Sociology - Social Strutcures Flashcards
What is determinism?
Our actions etc are determined by social structures or forces
What is voluntarism?
Individual has free will
What does C. Wright Mills sat on the ‘sociological imagination ’ ?
Moves fluidly between personal troubles and issues of social structures.
Example of unemployment- one persons unemployment is their own problem but when 15 million people are unemployed ‘the very structure of opportunity has collapsed’
What is the national statistics sociology-economic classification?
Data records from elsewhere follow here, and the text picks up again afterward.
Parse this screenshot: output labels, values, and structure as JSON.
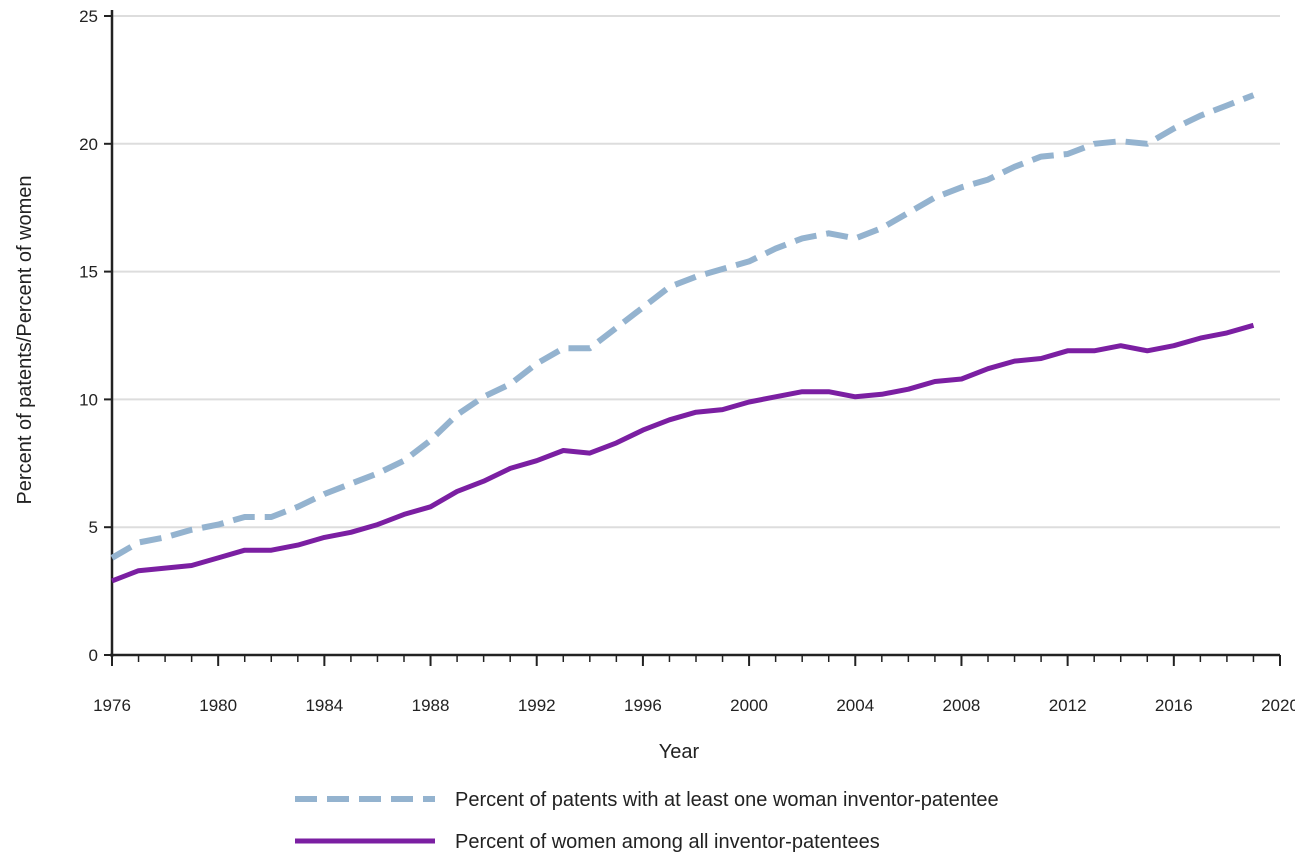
{
  "chart_data": {
    "type": "line",
    "xlabel": "Year",
    "ylabel": "Percent of patents/Percent of women",
    "xlim": [
      1976,
      2020
    ],
    "ylim": [
      0,
      25
    ],
    "x_ticks": [
      "1976",
      "1980",
      "1984",
      "1988",
      "1992",
      "1996",
      "2000",
      "2004",
      "2008",
      "2012",
      "2016",
      "2020"
    ],
    "y_ticks": [
      "0",
      "5",
      "10",
      "15",
      "20",
      "25"
    ],
    "grid": "horizontal",
    "legend_position": "bottom",
    "x": [
      1976,
      1977,
      1978,
      1979,
      1980,
      1981,
      1982,
      1983,
      1984,
      1985,
      1986,
      1987,
      1988,
      1989,
      1990,
      1991,
      1992,
      1993,
      1994,
      1995,
      1996,
      1997,
      1998,
      1999,
      2000,
      2001,
      2002,
      2003,
      2004,
      2005,
      2006,
      2007,
      2008,
      2009,
      2010,
      2011,
      2012,
      2013,
      2014,
      2015,
      2016,
      2017,
      2018,
      2019
    ],
    "series": [
      {
        "name": "Percent of patents with at least one woman inventor-patentee",
        "color": "#94b3cf",
        "style": "dashed",
        "values": [
          3.8,
          4.4,
          4.6,
          4.9,
          5.1,
          5.4,
          5.4,
          5.8,
          6.3,
          6.7,
          7.1,
          7.6,
          8.4,
          9.4,
          10.1,
          10.6,
          11.4,
          12.0,
          12.0,
          12.8,
          13.6,
          14.4,
          14.8,
          15.1,
          15.4,
          15.9,
          16.3,
          16.5,
          16.3,
          16.7,
          17.3,
          17.9,
          18.3,
          18.6,
          19.1,
          19.5,
          19.6,
          20.0,
          20.1,
          20.0,
          20.6,
          21.1,
          21.5,
          21.9
        ]
      },
      {
        "name": "Percent of women among all inventor-patentees",
        "color": "#7b1fa2",
        "style": "solid",
        "values": [
          2.9,
          3.3,
          3.4,
          3.5,
          3.8,
          4.1,
          4.1,
          4.3,
          4.6,
          4.8,
          5.1,
          5.5,
          5.8,
          6.4,
          6.8,
          7.3,
          7.6,
          8.0,
          7.9,
          8.3,
          8.8,
          9.2,
          9.5,
          9.6,
          9.9,
          10.1,
          10.3,
          10.3,
          10.1,
          10.2,
          10.4,
          10.7,
          10.8,
          11.2,
          11.5,
          11.6,
          11.9,
          11.9,
          12.1,
          11.9,
          12.1,
          12.4,
          12.6,
          12.9
        ]
      }
    ]
  }
}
Class 1 - higher managerial and professional e.g. doctors, lawyers, architects
Class 2 - lower managerial and professional e.g. nurses, teachers, journalists
Class 3 - intermediate e.g. armed forces, paramedics, bank staff
Class 4 - small employers and own account workers e.g. farmers, shopkeepers, driving instructors
Class 5 - lower supervisory and technical e.g. electricians, plumbers, chefs
Class 6 - semi routine e.g. receptionist, telephone salespersons, care workers
Class 7 - routine e.g. labourers, bar staff, lorry drivers
Social stratification today
The 1% class
The salaried elite
The precariat
The working poor
People receiving social benefits, such as citizen salary
What is the jubilee line of health inequity?
Travelling east from west minister each tube stop represents up to one year of male life epxtancy lost at birth (2002-2006)
Behavioural model for health inequality
Involve class differences in behaviours that are yeah damaging or health promoting, and which, at least in principle, are subject to individual choice.
Materialist model of health inequalities
Involve hazards that are inherent in the present form of social organisation and to which some people have no choice but to be exposed.
The black report (1980) judged that materialist explanations were the most important in accounting for social class differences in health.
Psychosocial model for health inequalities
Feelings affect behaviours (i.e. feelings about socioeconomic status, inequality, ones body, ones work.)
Includes health-related stigma
Feelings that arise because of inequality, subordination and lack of social support may directly affect biological processes.
Life-course Odell for health inequalities
Disadvantages in their various forms are likely to accumulate through childhood and adulthood and old age
Upstream and downstream factors influencing health inequalities
Fundamental causes : global forces, political priorities, societal values leading to unequal distribution of income, power and wealth.
Wider environmental influences: economic and work, physical, education and learning, social and cultural, services.
Individual experiences: economic and work, physical, education and learning, social and cultural, services.
Effects : inequalities in the distribution of health and wellbeing.